Four financial lessons for children
As a parent, there are so many things it is your duty to pass on to your child. Morals, respect, behaviour, not to mention fall the practical aspects of life.
One thing that often gets forgotten in all that is finances.
Teaching your children about money isn’t some distant scenario to be saved for when they are about to leave home – it’s something that should be instilled gradually, from their earliest years. We should not take the approach that finances are ‘adult’ – money is a part of everyone’s life and wellbeing. You can teach lessons in an age appropriate way that will get your children used to some financial basics early on.
Living by a budget is essential to balance finances, so give your child the gift of understanding what, why and how when it comes to managing money. Teach them that everyone has an income and outgoings that need to balance.

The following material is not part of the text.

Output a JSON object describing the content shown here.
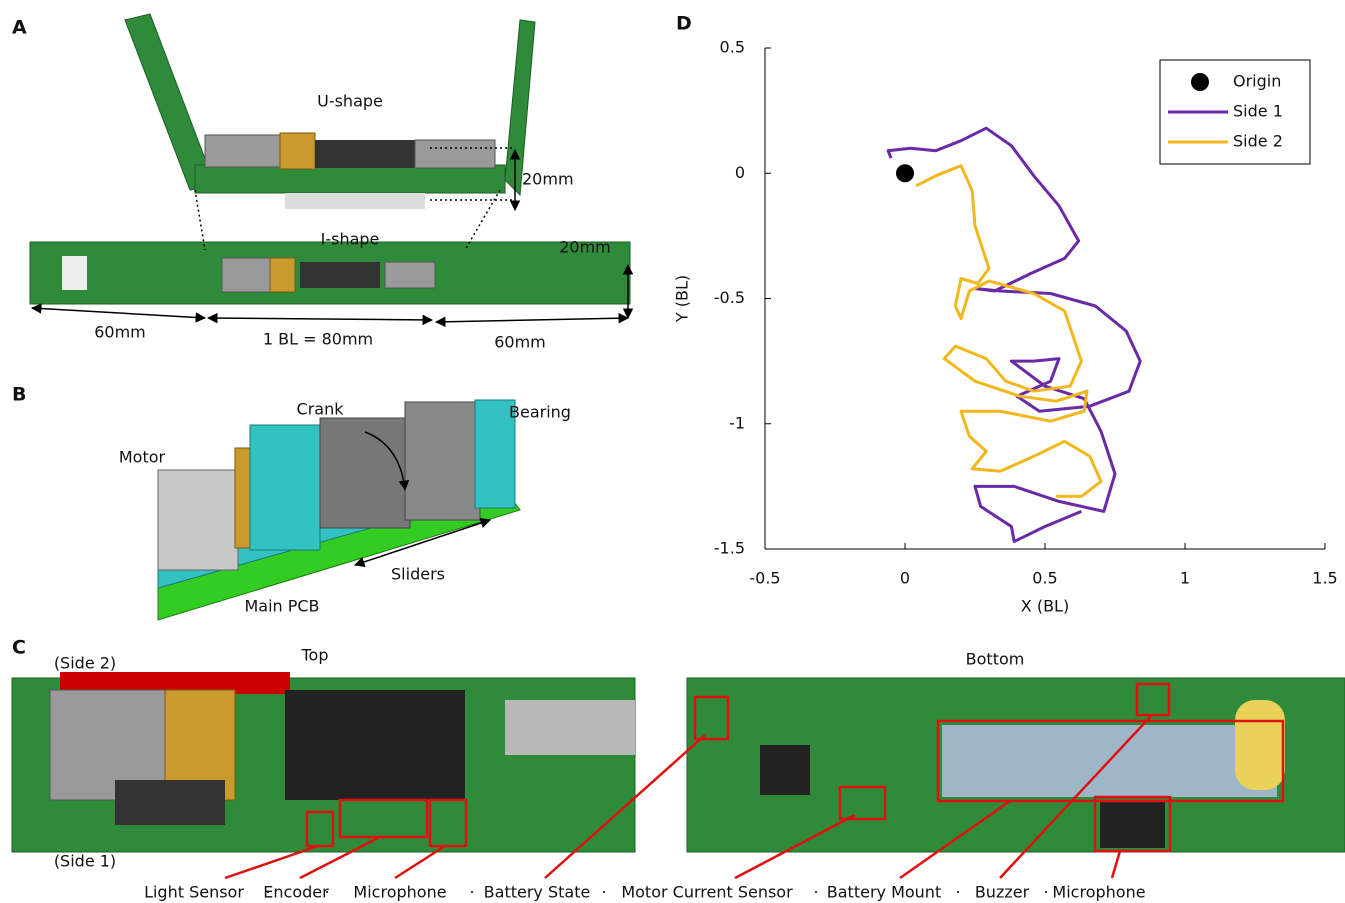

Explain why a budget is important to take care of the big things, like utilities and buying the food each week. Even from a young age, kids receiving pocket money can learn how to budget it to afford items they need to buy and also to save up for things. Don’t make it onerous, just a natural part of receiving the allowance – ask simple questions about what your child wants to buy and how they will be spending it or saving up for things. Make them question and understand their own decisions rather than being impulsive.
Teach them that they have a choice in how they spend their money. As they get older, you can then progress to very simple budgets that allow them to plan for their income and how to divide it up. Add in categories such a ‘treats’, ‘savings’, ‘granny’s birthday present’ or ‘charity donation’ and ask them to allocate amounts they will need.

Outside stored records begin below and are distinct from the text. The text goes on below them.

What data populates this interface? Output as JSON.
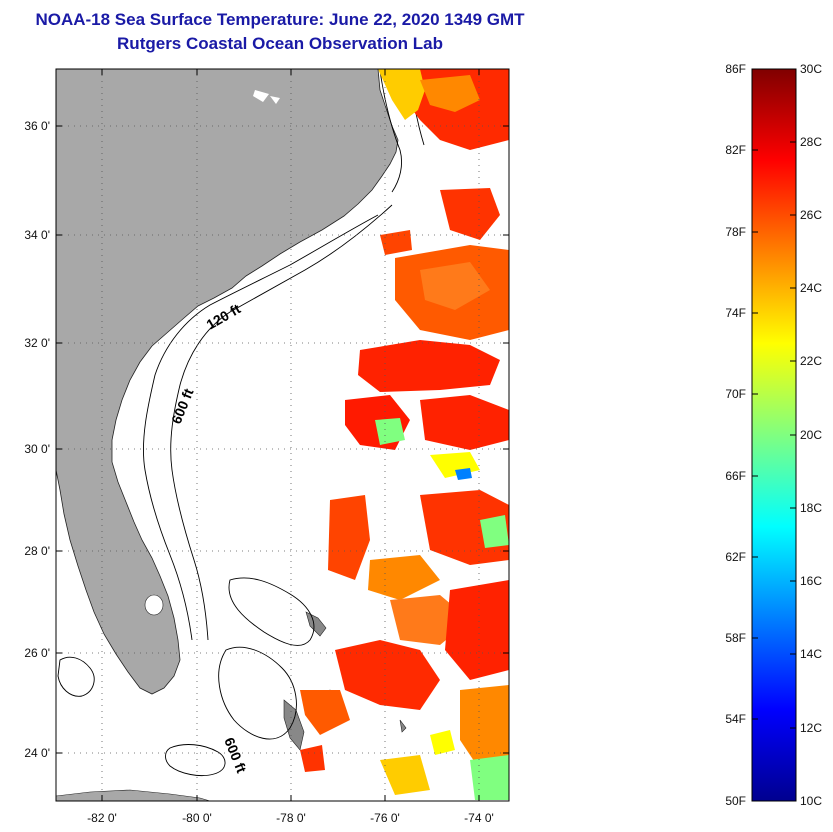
{
  "title": {
    "line1": "NOAA-18 Sea Surface Temperature:  June 22, 2020 1349 GMT",
    "line2": "Rutgers Coastal Ocean Observation Lab"
  },
  "map": {
    "lat_labels": [
      "36 0'",
      "34 0'",
      "32 0'",
      "30 0'",
      "28 0'",
      "26 0'",
      "24 0'"
    ],
    "lon_labels": [
      "-82 0'",
      "-80 0'",
      "-78 0'",
      "-76 0'",
      "-74 0'"
    ],
    "contour_labels": [
      "120 ft",
      "600 ft",
      "600 ft"
    ],
    "colors": {
      "land": "#a8a8a8",
      "ocean": "#ffffff",
      "frame": "#000000"
    }
  },
  "colorbar": {
    "fahrenheit_labels": [
      "86F",
      "82F",
      "78F",
      "74F",
      "70F",
      "66F",
      "62F",
      "58F",
      "54F",
      "50F"
    ],
    "celsius_labels": [
      "30C",
      "28C",
      "26C",
      "24C",
      "22C",
      "20C",
      "18C",
      "16C",
      "14C",
      "12C",
      "10C"
    ],
    "colormap": [
      "#00008f",
      "#0000ff",
      "#0080ff",
      "#00ffff",
      "#80ff80",
      "#ffff00",
      "#ff8000",
      "#ff0000",
      "#800000"
    ]
  }
}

No one wants their kids to get into debt, and avoiding the topic of credit and how to manage it, or treating it like something evil is definitely not the right approach.

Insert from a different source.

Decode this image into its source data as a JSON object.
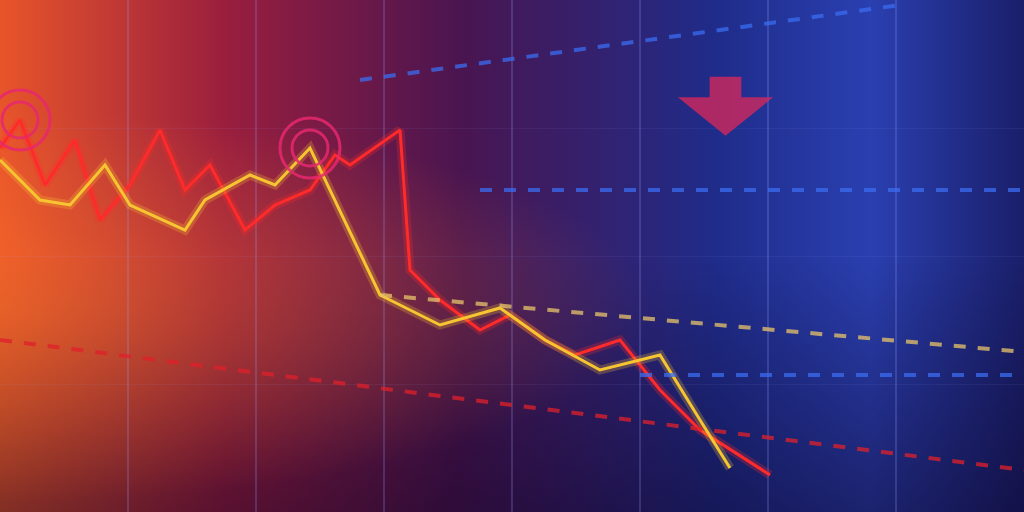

Credit can be a powerful tool if you choose to use it right. Talk to your child about why they may need to use credit in the future and how it can be managed with platforms like creditrepair.com. Speak about the negative consequences of not using debt appropriately, and the importance of making repayments on time and budgeting for them.
Building Up Savings
Educate children about how and why savings are important.
Explain that having savings means you can cope with unexpected expenses and pay for things that cost a large amount of money. As they get older, talk about different pots of savings – ‘rainy day’ money and savings for specific outcomes such as purchasing a car. Children should practice making savings from their own income- let them make their own choices about it.
Empowering children to manage their own money is the key to letting them feel the power of control over their own finances- and the consequences if they don’t stick to budget.
Let’s not forget about the importance of sharing and raising generous children. When combined with solid financial training, lessons in generosity and charitable giving will have a positive impact on your child’s personality and outlook on life!